X-Message-Number: 8511
Date: Sun, 31 Aug 1997 11:05:27 -0400
From: yvan Bozzonetti <>
Subject: Msg # 8504 on LN2 and uploading

In message #8503 Thomas Donaldson said:

>To Yvan:
>
>I don't understand your claim that LN2 is toxic. Cells have been preserved
in
>LN2 for decades and revived afterwards.
>
Yes LN2 is corrosive on a long time basis. Cells have been preserved at LN2
temperature, not in direct contact with LN2. Cell samples are most often
put in glass tubes for that purpose.

>If you keep something at CO2 temperature it does still deteriorate. If you

>vitrify it (using some cryoprotectant as yet unknown) CO2 temperature
might
>work.

OK
      

>Finally, about "uploading". If the "uploading" means basically the storage
of
>information, I have no metaphysical problems about uploading. However I'd
add
>that if you want a difficult problem in 1997 practice the problem of
uploading
>looks far harder than vitrification. 

That may well be true, but the objective are different.
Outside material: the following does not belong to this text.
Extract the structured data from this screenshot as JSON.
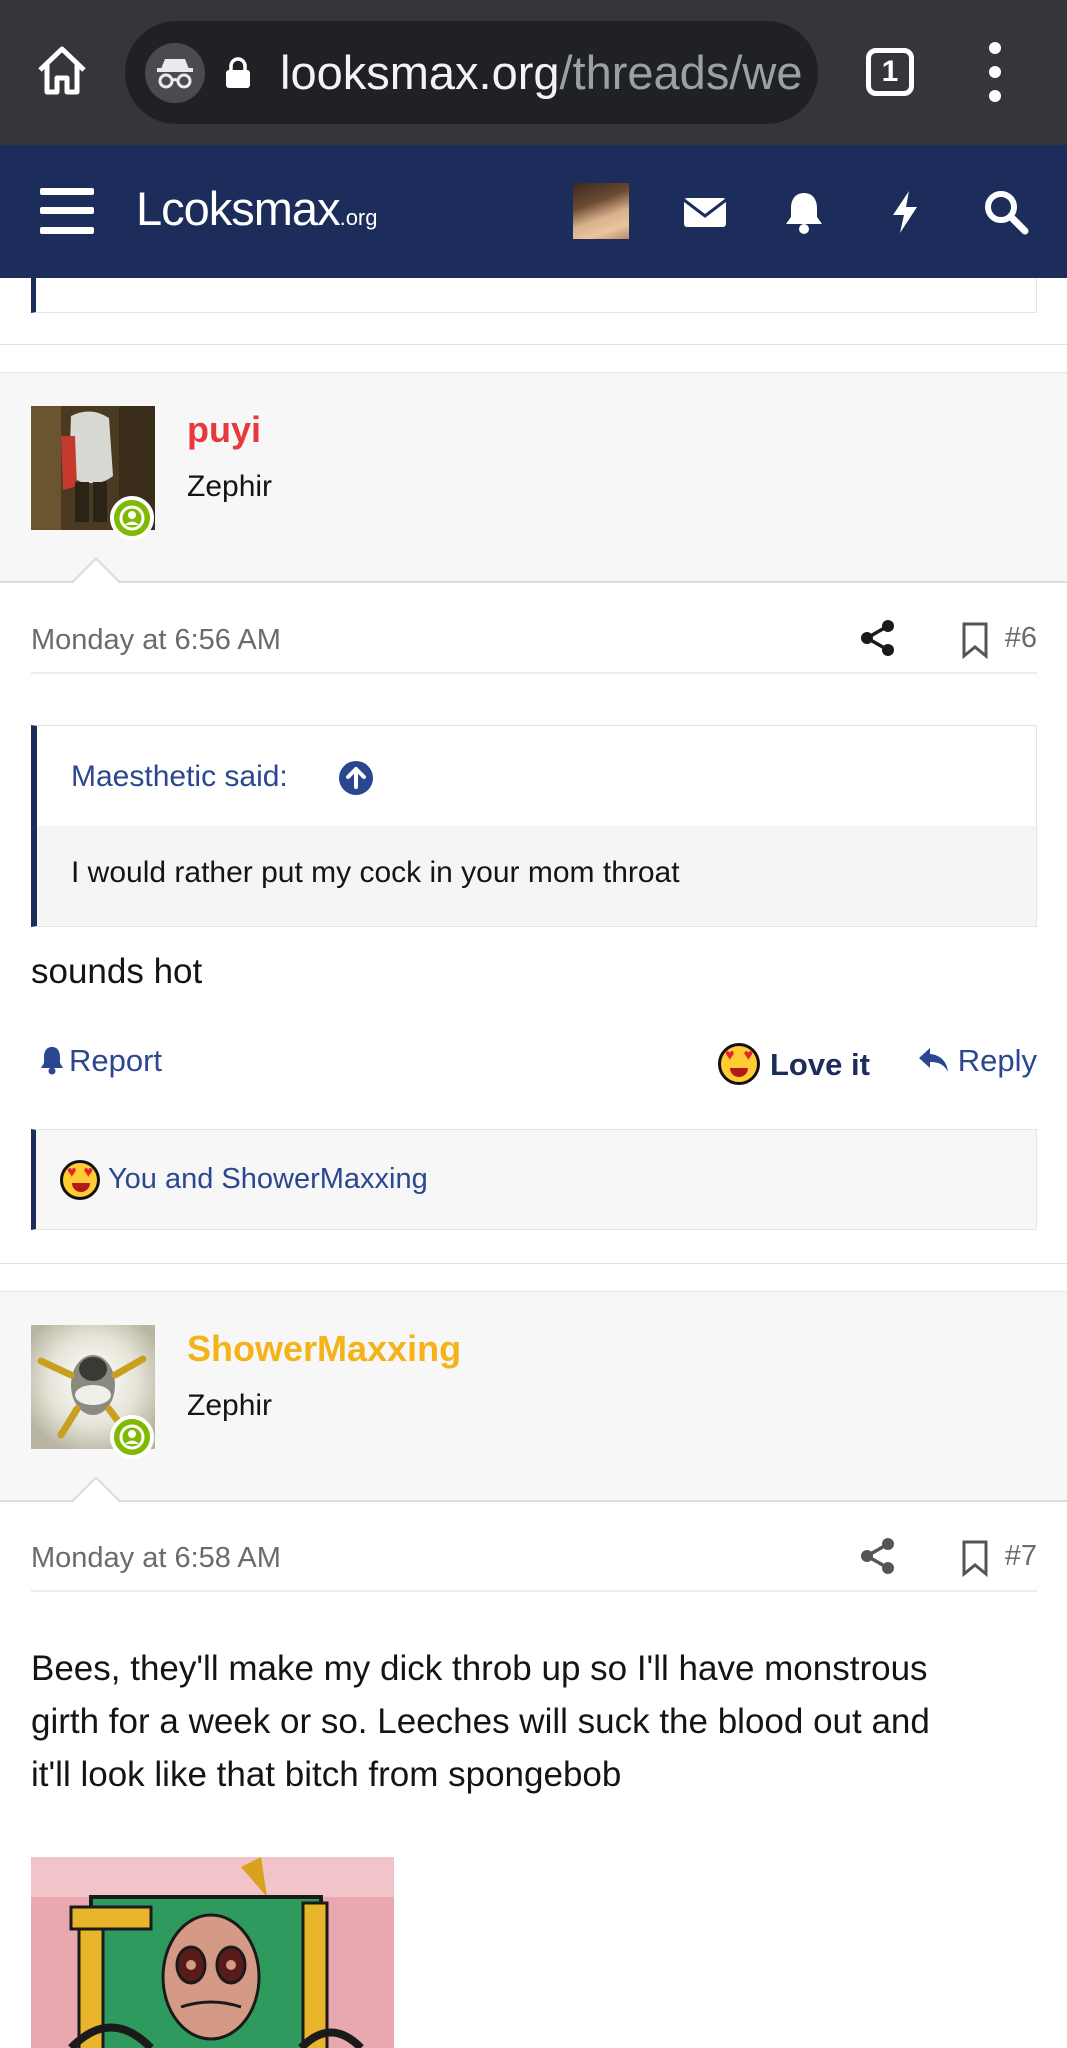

That is why I am
interested in  uploading and at the same time be a PP pledger.
Vitrification is a solution to get reversible cryonics for would be patient
taken in the best possible cases. Uploading is an outdoor for current
patients and comming ones storred in bad environments. Well, we must first
perfect the simplest way, that is vitrification, but we must think too 
about getting back current patients, even if this look hard and may need
some time.

>In the first place, to upload we must
>first understand how our brain works, which we don't yet do.

I think this is not a prerequisite: we may have a computer drawing software
able to picture a brain at the cell level and then put in each place where
there is a neuron in the drawing a copy of a neuron simulator. We have
both, the picture soft and the neuron simulator, even if they can't run at
man brain complexity level for some time.
> Secondly, we want
>some way to upload a 3 D scan of brain structure AND chemistry on a
microscopic
>scale. Not only that, but ideally this scan must NOT be immediately
destructive,
>so that we may check it for correctness before we destroy the original
tissue.
>That's a hard physics and electronics problem.
>
There are two problems: First to get a brain picture at dendrite button
level (100 nm resolution) and second a chemical analysis at atom level near
these buttons to know the initial state of these neuroreceptors.

For the first problem, the best option today seems to be X-ray scanning
with quantum nondemolition. This solve the radiation question.

The second step may use a similar scanning  limited to interesting points,
using very narrow band radiation so that a reaction with a given electronic
level in a given atom is excited.

I have discused all of that two years ago, the new matter on the subject is
about the progress on X-ray optics.

Given the progress in computer power, I think uploading could be
implemented 20 to 30 years from now, may be not wery later than reversible
cryonics.

        Yvan Bozzonetti.

Not only this, but even for those now suspended and those suspended under
poor
conditions (which you quite correctly point out will go on for some time
even
with full suspended animation possible under GOOD conditions) we are left
with
freezing as the most likely form of storage. Any improvements here will
decreasethe destruction caused by suspension and thus make revival
easier... and upload-
ing easier too, if ultimately we go that route.

Basically I think "uploading" is too often just a copout, and would
challenge
anyone who proposes it to explain just how to do it. NOW. We do have ideas
on
how to improve our freezing methods. Those who favor uploading as a
strategy
for 1997 should provide their own ideas as to how to do it.